My server is connected to the internet through one interface, and to the
in-house subnet where LTSP clients live through a second interface. So I
had to run through steps like the ones you quote *on my server*; my
reference for this was
http://www.revsys.com/writings/quicktips/nat.html
But if you have some (thin) clients that see the internet and some (fat)

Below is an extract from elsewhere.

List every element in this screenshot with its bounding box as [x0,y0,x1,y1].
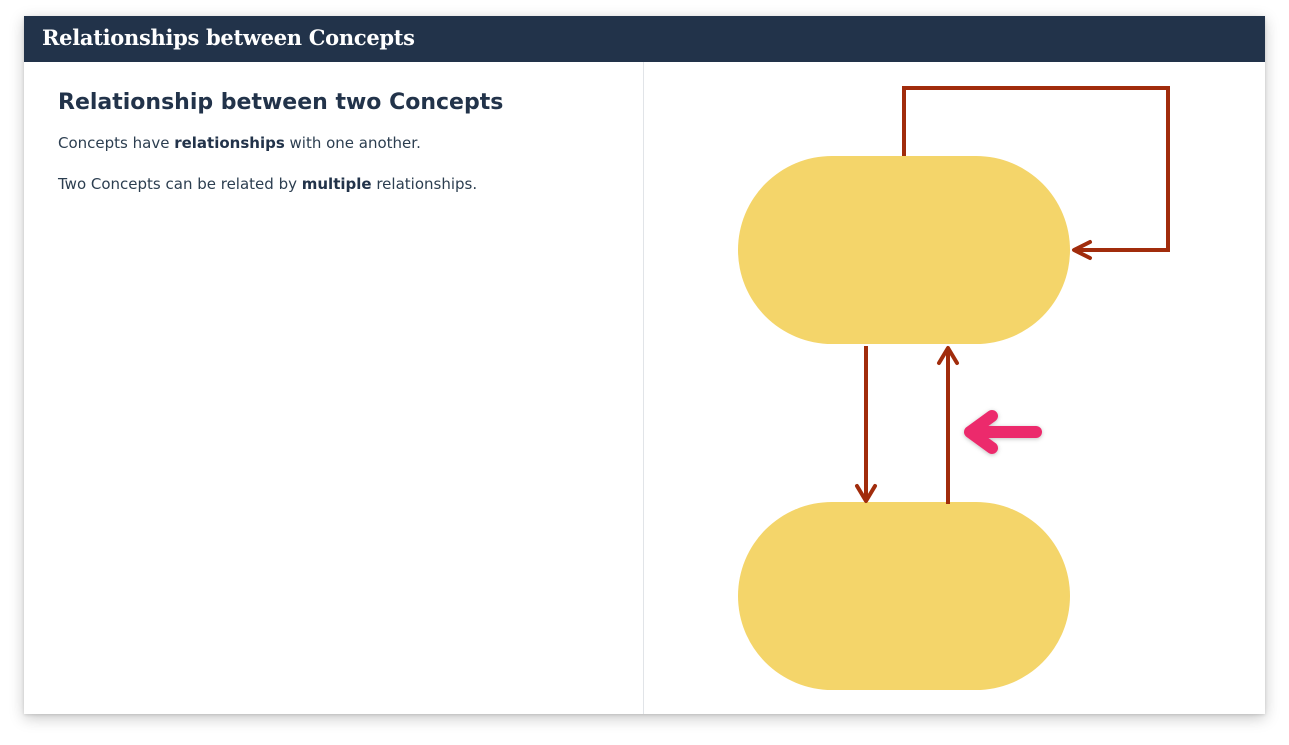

others that don't, then it's likely that your server settings are fine
and it's your fat clients that need tweaking. You could try opening a
terminal from a running fat client and using the command
ltsp-localapps xterm &
to open a session that addresses the fat-client system directly. In the
terminal window that opens, entering the command
/sbin/route
will show you how the fat-client proposes to address the internet. On my
working system, the transcript is this (with better line breaks):
==================================
phi...@ltsp101 ~ $ /sbin/route
Kernel IP routing table
Destination Gateway Genmask Flags Metric Ref Use
Iface
192.168.2.0 * 255.255.255.0 U 0 0 0 eth0
default server 0.0.0.0 UG 0 0 0 eth0
==================================
The second line ("default ...") here is key: it confirms that the LTSP
server is being used as the NAT-transfer point connecting the client to
the world beyond.
How does the client know what gateway to use? It gets told by the DHCP
server running on the server box; perhaps the server's "lts.conf" file
offers another way to communicate this information, too. That's a
natural target for scrutiny because it's most likely the place where you
have different initializations for your two species of clients.
To test the client's outbound connection, say "ping 8.8.8.8" in the
xterm window described above. You'll get packets back from google if and
only if the NAT setup is operational.
Hope this helps. Good luck! - Philip
On 11-01-06 06:20 PM, Peter Scheie wrote:
> I've using the stock LTSP install from Ubuntu 10.4 and it's working swimmingly
> for the thin clients. My notes from a few years ago on enabling non-thin
> client
> machines to plug into the same switch as the thin clients and be able to get
> out
> to the internet were as follows:
>
> * echo 1>/proc/sys/net/ipv4/ip_forward
> * edit /etc/sysctl.conf to make that permanent
> * iptables -t nat -A POSTROUTING -j MASQUERADE
> * iptables-save
> * install& start dnsmasq
>
> The DNS part is working--the fat client can resolve names to addresses--but
> the
> forwarding isn't working. I've double-checked /proc/sys/net/ipv4/ip_forward
> and
> it's now set to 1 (true). But when the client tries to connect to an address
> on
> the internet, it fails. Any suggestions as to how to debug this? Thanks.